I love suggesting cheese pairings, combining flavors and textures really helps some things come alive in a way that a single thing could not.

I love pairing our Beachwood cheese with certain wines for instance, or our blue cheese with figs and apples, and recently we had an occasion to have the fellas from Biota Fermentation use our blue cheese in a dressing for a fermented beet salad....which was unbelievably good.

Our caraway and pink peppercorn cheese (Shore) is so great on toasted rye with sauerkraut, grilled apple, and mustard.

Our Forest cheese (smoke and truffle), I love with the Field & Social market bowl, of course, but also love it on a flatbread with sauteed mushrooms and grilled asparagus, or melted into a creamy sauce for pasta or over grains.

We hear there is a retail shop in the works! Where can we buy your cheese outside of our shop?

Who said that?? wink, wink. Simply, yes there is. We'll be announcing more details soon. In the meantime, the best way to access the cheese is still through our pre-order service via our website. Typically we release our inventory 1-3 x a month, and send out an email to our email list first to announce the release details. If there are spots unclaimed after this, we open it to the public via social media.

We will also soon be available at Vegan Supply in Chinatown, and have several other retail partners in the pipeline. It is taking a bit of work to adjust the production and aging cycles to accommodate so many new partners, so we are working through those processes right now.

With a transition to a new space, it means that we will have to shift our efforts on that process, which will necessarily mean changes in availability. We are really, really looking forward to having wider spread retail access for folks because we know that it can be challenging for folks to make it out on specific dates to pick up pre-orders.

Congratulations on your book, The Art of Plant Based Cheesemaking! Could you tell us about what it was like to write a book?

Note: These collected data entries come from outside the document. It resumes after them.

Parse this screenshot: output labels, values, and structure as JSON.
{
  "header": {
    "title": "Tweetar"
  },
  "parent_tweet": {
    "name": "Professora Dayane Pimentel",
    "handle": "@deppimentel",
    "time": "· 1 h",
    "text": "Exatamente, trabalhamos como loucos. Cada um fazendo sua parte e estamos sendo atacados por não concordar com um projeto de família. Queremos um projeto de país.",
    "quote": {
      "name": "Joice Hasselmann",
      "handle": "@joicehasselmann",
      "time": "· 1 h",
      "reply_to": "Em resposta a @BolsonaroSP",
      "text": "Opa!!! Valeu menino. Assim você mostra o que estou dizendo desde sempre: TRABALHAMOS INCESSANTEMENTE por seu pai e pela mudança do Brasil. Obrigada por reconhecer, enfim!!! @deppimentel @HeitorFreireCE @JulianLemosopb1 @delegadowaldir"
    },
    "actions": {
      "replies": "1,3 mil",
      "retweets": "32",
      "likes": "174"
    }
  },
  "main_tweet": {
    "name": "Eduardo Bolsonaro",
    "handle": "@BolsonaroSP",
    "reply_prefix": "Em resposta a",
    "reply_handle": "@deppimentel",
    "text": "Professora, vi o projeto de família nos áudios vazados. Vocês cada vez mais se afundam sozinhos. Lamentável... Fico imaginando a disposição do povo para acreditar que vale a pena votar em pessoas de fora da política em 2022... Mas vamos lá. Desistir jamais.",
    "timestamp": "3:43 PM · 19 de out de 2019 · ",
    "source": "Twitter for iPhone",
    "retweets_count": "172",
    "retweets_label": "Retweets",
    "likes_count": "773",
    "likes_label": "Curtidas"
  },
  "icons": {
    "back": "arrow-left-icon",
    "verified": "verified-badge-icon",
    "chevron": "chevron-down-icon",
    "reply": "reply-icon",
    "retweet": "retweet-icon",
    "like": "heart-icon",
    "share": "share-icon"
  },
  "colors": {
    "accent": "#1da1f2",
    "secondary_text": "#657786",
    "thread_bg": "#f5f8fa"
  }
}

The whole book thing was another one of those 'accidents'. I was first approached by an acquisitions editor from New Society Publishers in 2014, while presenting a bite for Graze at RIPE (the annual fundraising gala for the YLFMS -farmers market society).

I was a bit overwhelmed by the idea of writing a book, and so, the project was delayed for awhile. I had never set out to write a book, or had a particular desire to do one. The process recalled for me, memories and anxiety of writing in university, and was pretty intense in certain moments, full of doubt, and uncertainty, and a lot of 'imposter syndrome'.

It was valuable in so many ways, to work through processes and understand what and how I was trying to explain things. Identifying for whom I was writing and why knowing that was and is important. it was infinitely helpful for me with respect to developing content for the classes I teach, and even for coming to an understanding of why I even want to make cheese to begin with.

And, apparently I am 'nuts'....yes, bad pun intended... but I now want to get the second book (a more in depth follow up) ready, because it feels like the first one was really only an introduction, after all of that.